Whether refried, baked, slow cooked, in a soup or in a burrito, thin and runny beans are problematic in any recipe. Thickening the beans holds them together, when improves the outcome of your dish. There are several ways and techniques to thicken beans.
Simmer down the liquid in which you cook the beans. Using more liquid than is necessary to cook the beans make any bean dish thin, watery and unappetizing. Simmering away the liquid on a medium-low setting dries up the dish while adding flavor. Since you don't want to lose any of the seasonings and spices, add them after the excess liquid simmers off.
Mash the beans since there's plenty of naturally occurring starch inside them. Making refried beans is an example of thickening using the starch inside the beans. Use a potato masher or ladle to mash some of the beans, starting with a quarter cup. The starch inside the beans holds water, letting your dish take on the thickness. The secret ingredient here is heat: without heat, the starch clumps and little thickening takes place Continue heating the beans on low while you mash them until you get the desired thickness.
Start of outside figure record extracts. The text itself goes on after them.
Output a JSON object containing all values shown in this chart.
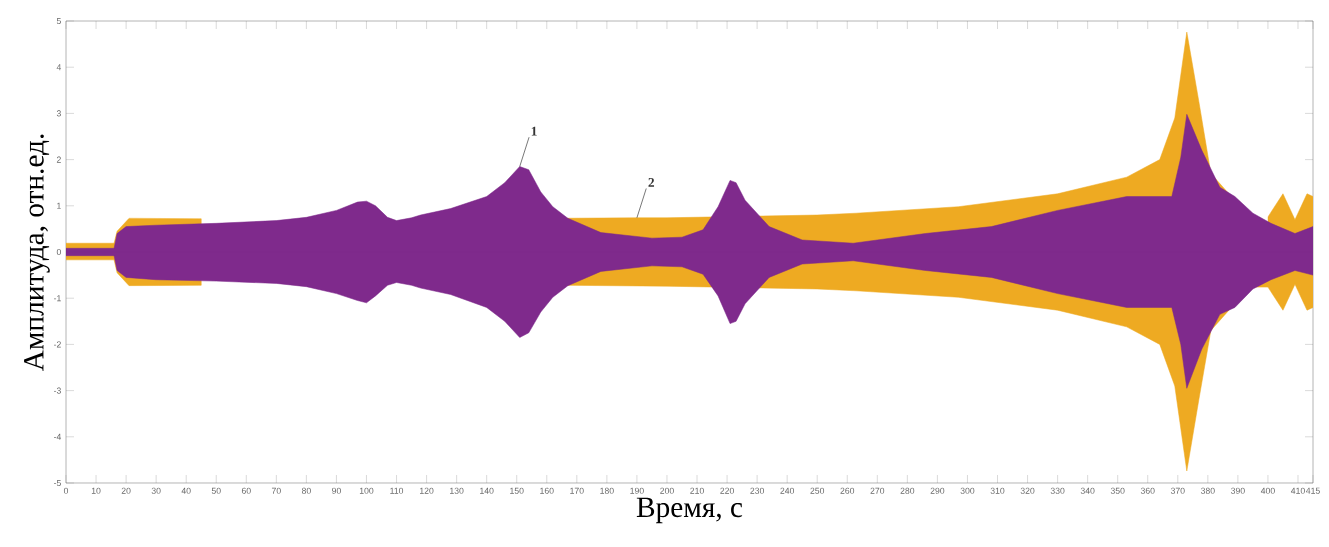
{
  "chart_data": {
    "type": "area",
    "xlabel": "Время, с",
    "ylabel": "Амплитуда, отн.ед.",
    "xlim": [
      0,
      415
    ],
    "ylim": [
      -5,
      5
    ],
    "xticks": [
      0,
      10,
      20,
      30,
      40,
      50,
      60,
      70,
      80,
      90,
      100,
      110,
      120,
      130,
      140,
      150,
      160,
      170,
      180,
      190,
      200,
      210,
      220,
      230,
      240,
      250,
      260,
      270,
      280,
      290,
      300,
      310,
      320,
      330,
      340,
      350,
      360,
      370,
      380,
      390,
      400,
      410,
      415
    ],
    "yticks": [
      -5,
      -4,
      -3,
      -2,
      -1,
      0,
      1,
      2,
      3,
      4,
      5
    ],
    "series": [
      {
        "color": "#eeaa22",
        "x": [
          0,
          16,
          17,
          21,
          45,
          50,
          160,
          166,
          190,
          200,
          250,
          263,
          297,
          330,
          353,
          364,
          369,
          373,
          377,
          381,
          387,
          394,
          400,
          405,
          409,
          413,
          415
        ],
        "values": [
          0.19,
          0.19,
          0.45,
          0.73,
          0.72,
          null,
          null,
          0.73,
          0.74,
          0.74,
          0.8,
          0.84,
          0.98,
          1.26,
          1.62,
          2.0,
          2.9,
          4.76,
          3.26,
          1.7,
          1.26,
          null,
          0.76,
          1.26,
          0.7,
          1.26,
          1.2
        ]
      },
      {
        "color": "#eeaa22",
        "x": [
          0,
          16,
          17,
          21,
          45,
          50,
          160,
          166,
          200,
          250,
          263,
          297,
          330,
          353,
          364,
          369,
          373,
          377,
          381,
          387,
          394,
          400,
          405,
          409,
          413,
          415
        ],
        "values": [
          -0.17,
          -0.17,
          -0.45,
          -0.73,
          -0.72,
          null,
          null,
          -0.72,
          -0.74,
          -0.8,
          -0.84,
          -0.98,
          -1.26,
          -1.62,
          -2.0,
          -2.9,
          -4.74,
          -3.2,
          -1.7,
          -1.26,
          -0.76,
          -0.76,
          -1.26,
          -0.7,
          -1.26,
          -1.2
        ]
      },
      {
        "color": "#7f2a8c",
        "x": [
          0,
          16,
          17,
          20,
          30,
          50,
          70,
          80,
          90,
          97,
          100,
          103,
          107,
          110,
          115,
          118,
          128,
          140,
          146,
          151,
          154,
          158,
          162,
          167,
          178,
          195,
          205,
          212,
          217,
          221,
          223,
          226,
          234,
          245,
          262,
          286,
          308,
          330,
          353,
          368,
          371,
          373,
          378,
          384,
          389,
          395,
          401,
          409,
          415
        ],
        "values": [
          0.08,
          0.08,
          0.4,
          0.55,
          0.58,
          0.62,
          0.68,
          0.75,
          0.9,
          1.08,
          1.1,
          1.0,
          0.75,
          0.68,
          0.74,
          0.8,
          0.94,
          1.2,
          1.5,
          1.85,
          1.78,
          1.3,
          0.98,
          0.73,
          0.42,
          0.3,
          0.32,
          0.48,
          0.98,
          1.55,
          1.5,
          1.12,
          0.55,
          0.26,
          0.19,
          0.4,
          0.55,
          0.9,
          1.2,
          1.2,
          2.05,
          2.98,
          2.2,
          1.4,
          1.2,
          0.84,
          0.62,
          0.4,
          0.55
        ]
      },
      {
        "color": "#7f2a8c",
        "x": [
          0,
          16,
          17,
          20,
          30,
          50,
          70,
          80,
          90,
          97,
          100,
          103,
          107,
          110,
          115,
          118,
          128,
          140,
          146,
          151,
          154,
          158,
          162,
          167,
          178,
          195,
          205,
          212,
          217,
          221,
          223,
          226,
          234,
          245,
          262,
          286,
          308,
          330,
          353,
          368,
          371,
          373,
          378,
          384,
          389,
          395,
          401,
          409,
          415
        ],
        "values": [
          -0.08,
          -0.08,
          -0.4,
          -0.55,
          -0.6,
          -0.63,
          -0.68,
          -0.75,
          -0.9,
          -1.05,
          -1.1,
          -0.95,
          -0.72,
          -0.66,
          -0.72,
          -0.78,
          -0.92,
          -1.2,
          -1.5,
          -1.85,
          -1.75,
          -1.3,
          -0.98,
          -0.73,
          -0.42,
          -0.3,
          -0.32,
          -0.48,
          -0.95,
          -1.55,
          -1.5,
          -1.12,
          -0.55,
          -0.26,
          -0.19,
          -0.4,
          -0.55,
          -0.9,
          -1.2,
          -1.2,
          -2.0,
          -2.95,
          -2.1,
          -1.35,
          -1.2,
          -0.8,
          -0.6,
          -0.4,
          -0.5
        ]
      }
    ],
    "annotations": [
      {
        "text": "1",
        "x": 151,
        "y": 1.85
      },
      {
        "text": "2",
        "x": 190,
        "y": 0.74
      }
    ]
  }
}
Add starch. If you want to keep your beans intact, use a commercial starch instead of mashing the beans. Mix a bit of cornstarch and water to make a slurry, and gradually whisk it into the liquid surrounding the beans. Beurre manié, a combination of fat and starch, can be used to thicken liquid-based bean dishes, such as a black bean soup. Kneed equal parts of flour and soft butter together, add it to the liquid, and whisk it in thoroughly.